Trump afirmou ainda que o governo canadense está impedindo a venda de produtos Gulfstream no Canadá por meio desse mesmo processo de certificação.
"Se, por qualquer motivo, essa situação não for corrigida imediatamente, irei impor ao Canadá uma tarifa de 50% sobre todas as aeronaves vendidas para os Estados Unidos da América", acrescentou.
O presidente norte-americano também criticou as relações comerciais do Canadá e do Reino Unido com a China, classificando-as como perigosas.
"É muito perigoso para eles [o Reino Unido] fazerem isso, e é ainda mais perigoso, eu acho, para o Canadá entrar em negócios com a China. O Canadá não está bem. Está indo muito mal, e não se pode olhar para a China como a solução", declarou Trump a repórteres mais cedo.
No último sábado (24), Trump afirmou que, se o primeiro-ministro canadense, Mark Carney, "pensa que vai transformar o Canadá em um 'porto de descarga' para a China enviar mercadorias e produtos para os Estados Unidos, está muito enganado".

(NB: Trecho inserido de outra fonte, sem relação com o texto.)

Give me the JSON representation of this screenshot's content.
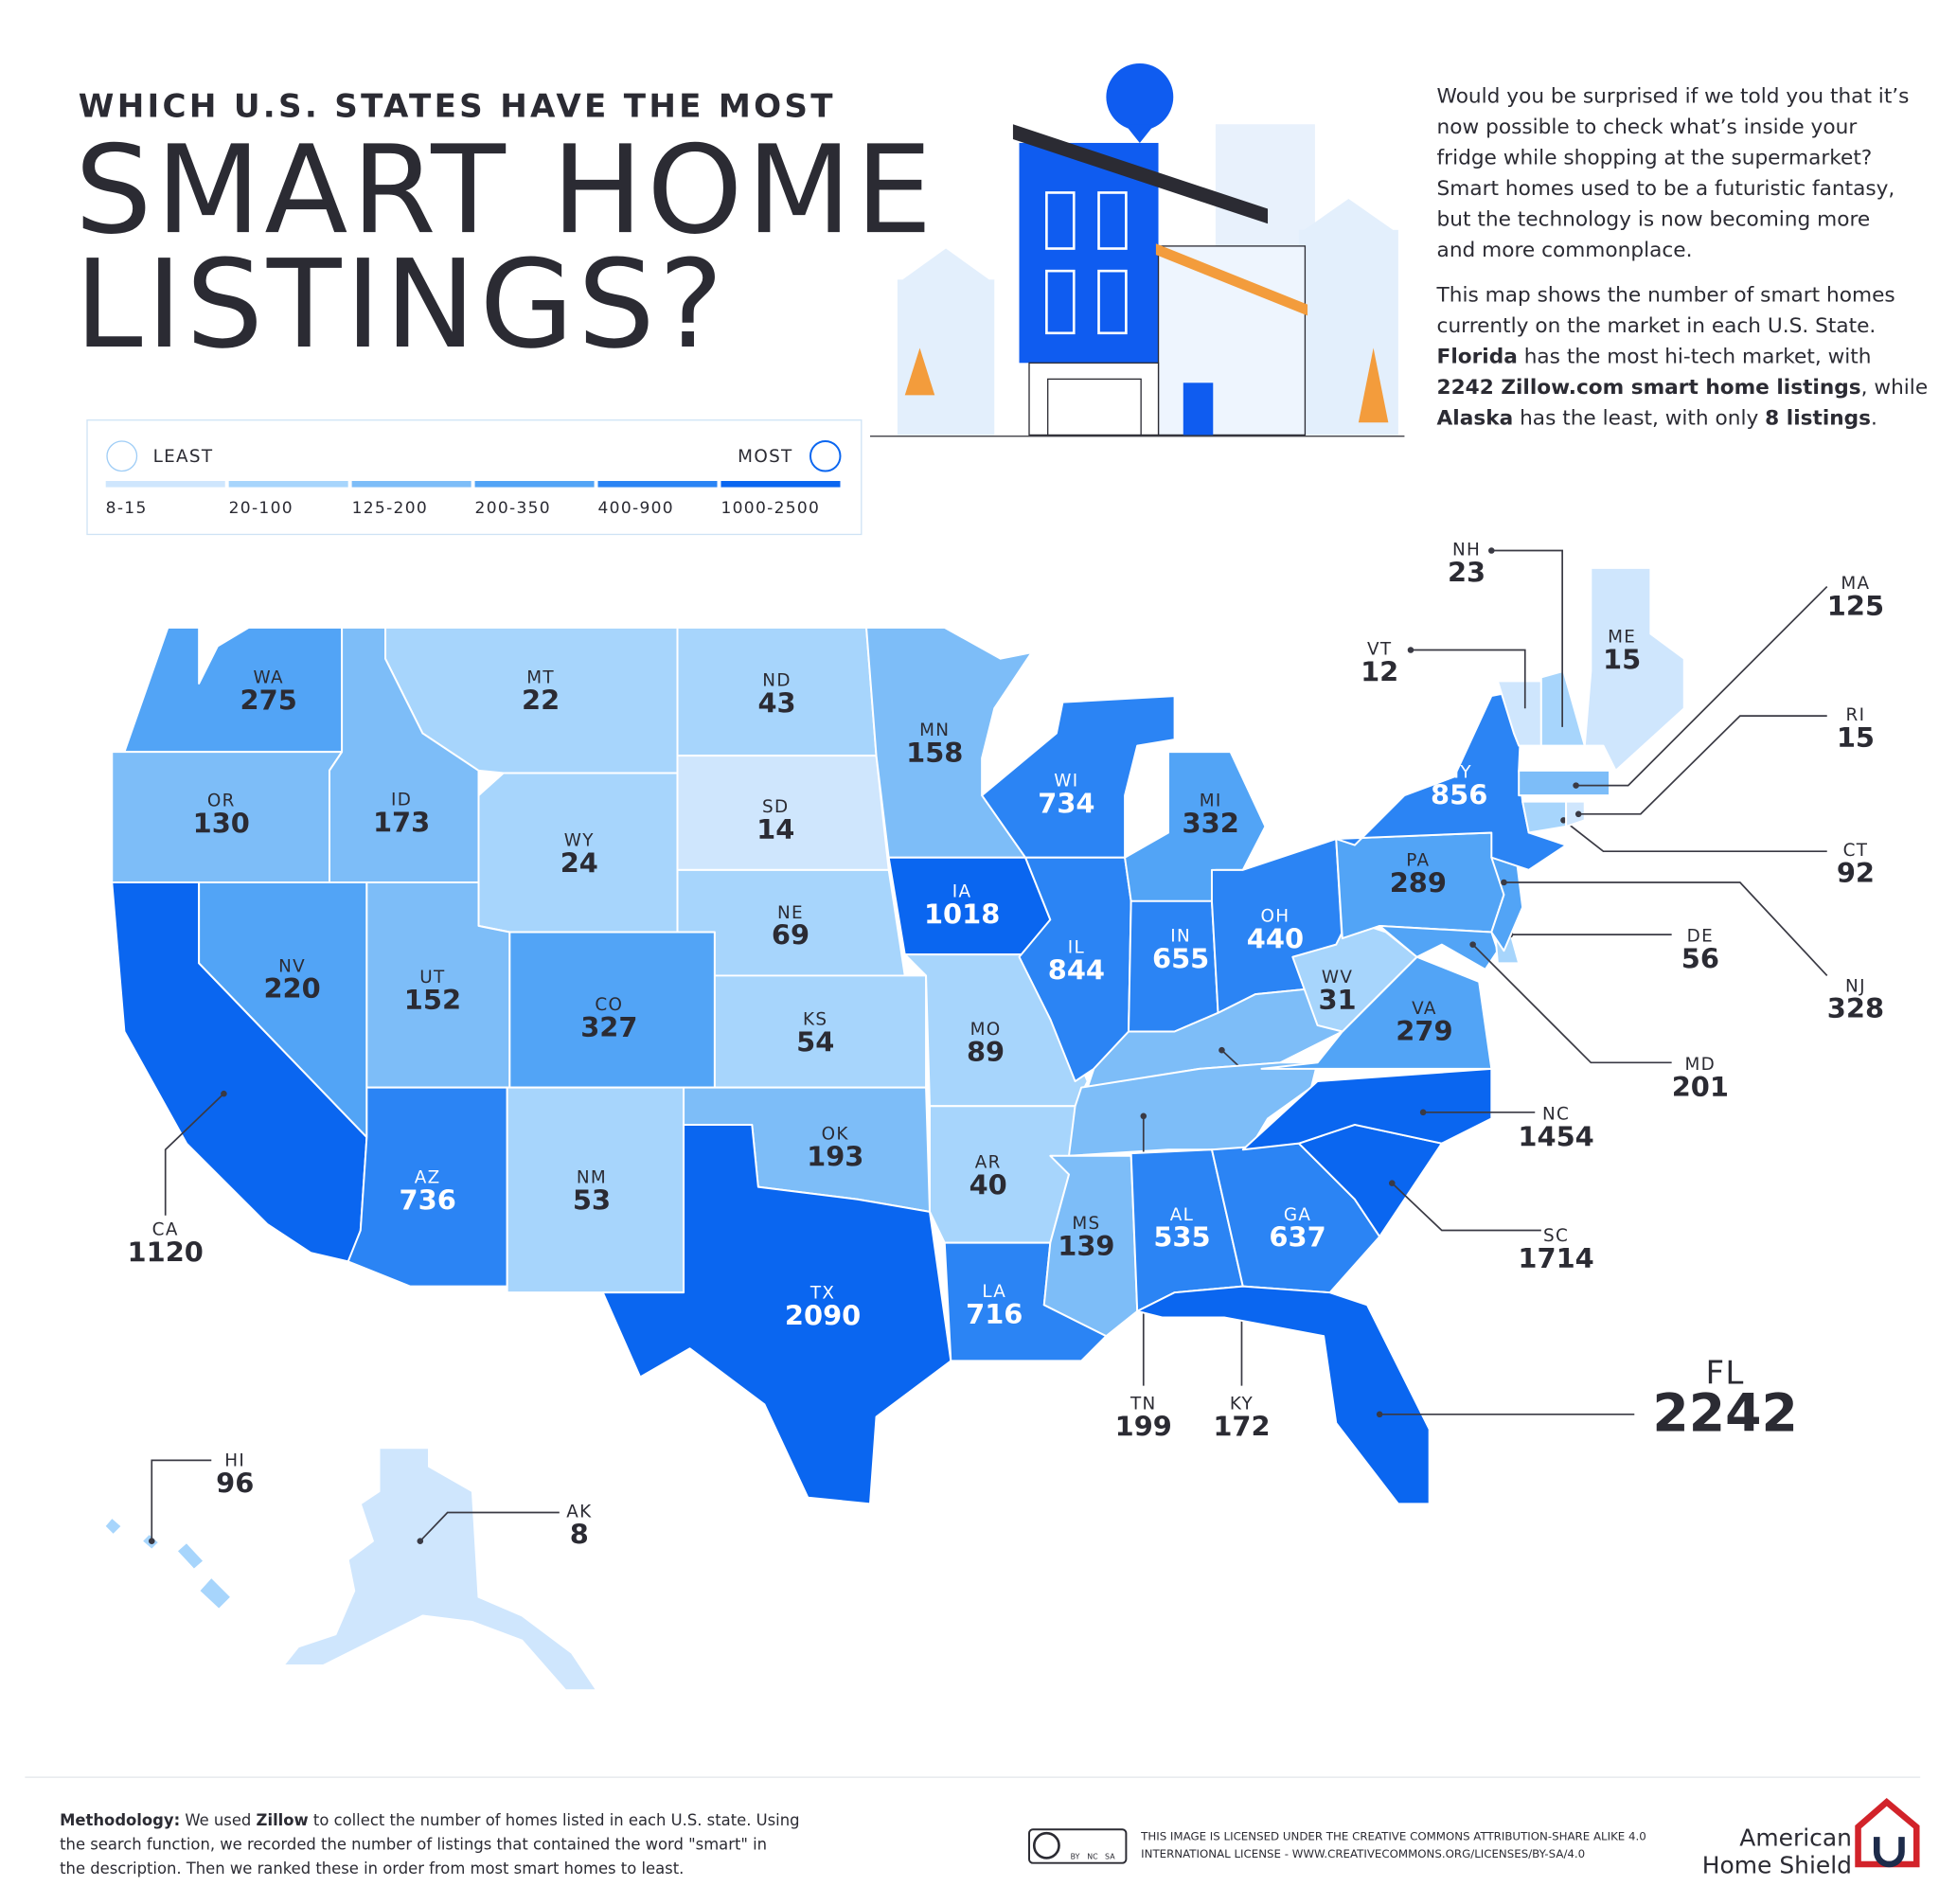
{
  "header": {
    "kicker": "WHICH U.S. STATES HAVE THE MOST",
    "title_line1": "SMART HOME",
    "title_line2": "LISTINGS?"
  },
  "intro": {
    "paragraph1": [
      [
        {
          "text": "Would you be surprised if we told you that it’s"
        }
      ],
      [
        {
          "text": "now possible to check what’s inside your"
        }
      ],
      [
        {
          "text": "fridge while shopping at the supermarket?"
        }
      ],
      [
        {
          "text": "Smart homes used to be a futuristic fantasy,"
        }
      ],
      [
        {
          "text": "but the technology is now becoming more"
        }
      ],
      [
        {
          "text": "and more commonplace."
        }
      ]
    ],
    "paragraph2": [
      [
        {
          "text": "This map shows the number of smart homes"
        }
      ],
      [
        {
          "text": "currently on the market in each U.S. State."
        }
      ],
      [
        {
          "text": "Florida",
          "bold": true
        },
        {
          "text": " has the most hi-tech market, with"
        }
      ],
      [
        {
          "text": "2242 Zillow.com smart home listings",
          "bold": true
        },
        {
          "text": ", while"
        }
      ],
      [
        {
          "text": "Alaska",
          "bold": true
        },
        {
          "text": " has the least, with only "
        },
        {
          "text": "8 listings",
          "bold": true
        },
        {
          "text": "."
        }
      ]
    ]
  },
  "legend": {
    "least": "LEAST",
    "most": "MOST",
    "bins": [
      {
        "label": "8-15",
        "color": "#cfe6fd"
      },
      {
        "label": "20-100",
        "color": "#a7d5fc"
      },
      {
        "label": "125-200",
        "color": "#7dbdf8"
      },
      {
        "label": "200-350",
        "color": "#52a4f6"
      },
      {
        "label": "400-900",
        "color": "#2b84f4"
      },
      {
        "label": "1000-2500",
        "color": "#0a66f0"
      }
    ]
  },
  "map": {
    "states": [
      {
        "abbr": "WA",
        "value": 275,
        "color": "#52a4f6"
      },
      {
        "abbr": "OR",
        "value": 130,
        "color": "#7dbdf8"
      },
      {
        "abbr": "CA",
        "value": 1120,
        "color": "#0a66f0"
      },
      {
        "abbr": "NV",
        "value": 220,
        "color": "#52a4f6"
      },
      {
        "abbr": "ID",
        "value": 173,
        "color": "#7dbdf8"
      },
      {
        "abbr": "MT",
        "value": 22,
        "color": "#a7d5fc"
      },
      {
        "abbr": "WY",
        "value": 24,
        "color": "#a7d5fc"
      },
      {
        "abbr": "UT",
        "value": 152,
        "color": "#7dbdf8"
      },
      {
        "abbr": "CO",
        "value": 327,
        "color": "#52a4f6"
      },
      {
        "abbr": "AZ",
        "value": 736,
        "color": "#2b84f4"
      },
      {
        "abbr": "NM",
        "value": 53,
        "color": "#a7d5fc"
      },
      {
        "abbr": "ND",
        "value": 43,
        "color": "#a7d5fc"
      },
      {
        "abbr": "SD",
        "value": 14,
        "color": "#cfe6fd"
      },
      {
        "abbr": "NE",
        "value": 69,
        "color": "#a7d5fc"
      },
      {
        "abbr": "KS",
        "value": 54,
        "color": "#a7d5fc"
      },
      {
        "abbr": "OK",
        "value": 193,
        "color": "#7dbdf8"
      },
      {
        "abbr": "TX",
        "value": 2090,
        "color": "#0a66f0"
      },
      {
        "abbr": "MN",
        "value": 158,
        "color": "#7dbdf8"
      },
      {
        "abbr": "IA",
        "value": 1018,
        "color": "#0a66f0"
      },
      {
        "abbr": "MO",
        "value": 89,
        "color": "#a7d5fc"
      },
      {
        "abbr": "AR",
        "value": 40,
        "color": "#a7d5fc"
      },
      {
        "abbr": "LA",
        "value": 716,
        "color": "#2b84f4"
      },
      {
        "abbr": "WI",
        "value": 734,
        "color": "#2b84f4"
      },
      {
        "abbr": "IL",
        "value": 844,
        "color": "#2b84f4"
      },
      {
        "abbr": "IN",
        "value": 655,
        "color": "#2b84f4"
      },
      {
        "abbr": "MI",
        "value": 332,
        "color": "#52a4f6"
      },
      {
        "abbr": "OH",
        "value": 440,
        "color": "#2b84f4"
      },
      {
        "abbr": "KY",
        "value": 172,
        "color": "#7dbdf8"
      },
      {
        "abbr": "TN",
        "value": 199,
        "color": "#7dbdf8"
      },
      {
        "abbr": "MS",
        "value": 139,
        "color": "#7dbdf8"
      },
      {
        "abbr": "AL",
        "value": 535,
        "color": "#2b84f4"
      },
      {
        "abbr": "GA",
        "value": 637,
        "color": "#2b84f4"
      },
      {
        "abbr": "FL",
        "value": 2242,
        "color": "#0a66f0"
      },
      {
        "abbr": "SC",
        "value": 1714,
        "color": "#0a66f0"
      },
      {
        "abbr": "NC",
        "value": 1454,
        "color": "#0a66f0"
      },
      {
        "abbr": "VA",
        "value": 279,
        "color": "#52a4f6"
      },
      {
        "abbr": "WV",
        "value": 31,
        "color": "#a7d5fc"
      },
      {
        "abbr": "PA",
        "value": 289,
        "color": "#52a4f6"
      },
      {
        "abbr": "MD",
        "value": 201,
        "color": "#52a4f6"
      },
      {
        "abbr": "DE",
        "value": 56,
        "color": "#a7d5fc"
      },
      {
        "abbr": "NJ",
        "value": 328,
        "color": "#52a4f6"
      },
      {
        "abbr": "NY",
        "value": 856,
        "color": "#2b84f4"
      },
      {
        "abbr": "CT",
        "value": 92,
        "color": "#a7d5fc"
      },
      {
        "abbr": "RI",
        "value": 15,
        "color": "#cfe6fd"
      },
      {
        "abbr": "MA",
        "value": 125,
        "color": "#7dbdf8"
      },
      {
        "abbr": "VT",
        "value": 12,
        "color": "#cfe6fd"
      },
      {
        "abbr": "NH",
        "value": 23,
        "color": "#a7d5fc"
      },
      {
        "abbr": "ME",
        "value": 15,
        "color": "#cfe6fd"
      },
      {
        "abbr": "HI",
        "value": 96,
        "color": "#a7d5fc"
      },
      {
        "abbr": "AK",
        "value": 8,
        "color": "#cfe6fd"
      }
    ]
  },
  "methodology": [
    [
      {
        "text": "Methodology:",
        "bold": true
      },
      {
        "text": " We used "
      },
      {
        "text": "Zillow",
        "bold": true
      },
      {
        "text": " to collect the number of homes listed in each U.S. state. Using"
      }
    ],
    [
      {
        "text": "the search function, we recorded the number of listings that contained the word \"smart\" in"
      }
    ],
    [
      {
        "text": "the description. Then we ranked these in order from most smart homes to least."
      }
    ]
  ],
  "license": {
    "badge": [
      "BY",
      "NC",
      "SA"
    ],
    "lines": [
      "THIS IMAGE IS LICENSED UNDER THE CREATIVE COMMONS ATTRIBUTION-SHARE ALIKE 4.0",
      "INTERNATIONAL LICENSE - WWW.CREATIVECOMMONS.ORG/LICENSES/BY-SA/4.0"
    ]
  },
  "brand": {
    "line1": "American",
    "line2": "Home Shield"
  }
}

Em tom provocativo, Trump voltou a chamar a liderança canadense de "governador", sugerindo que o país se tornaria o 51º estado dos EUA, e ameaçou impor uma tarifa de 100% caso o Canadá finalize um acordo comercial com a China.
Na semana passada, China e Canadá anunciaram uma nova parceria estratégica após a visita de Carney a Pequim. O acordo prevê a redução das tarifas chinesas sobre a canola canadense. Em 2023, a China foi responsável por 94% das exportações canadenses do produto, segundo o Canola Council.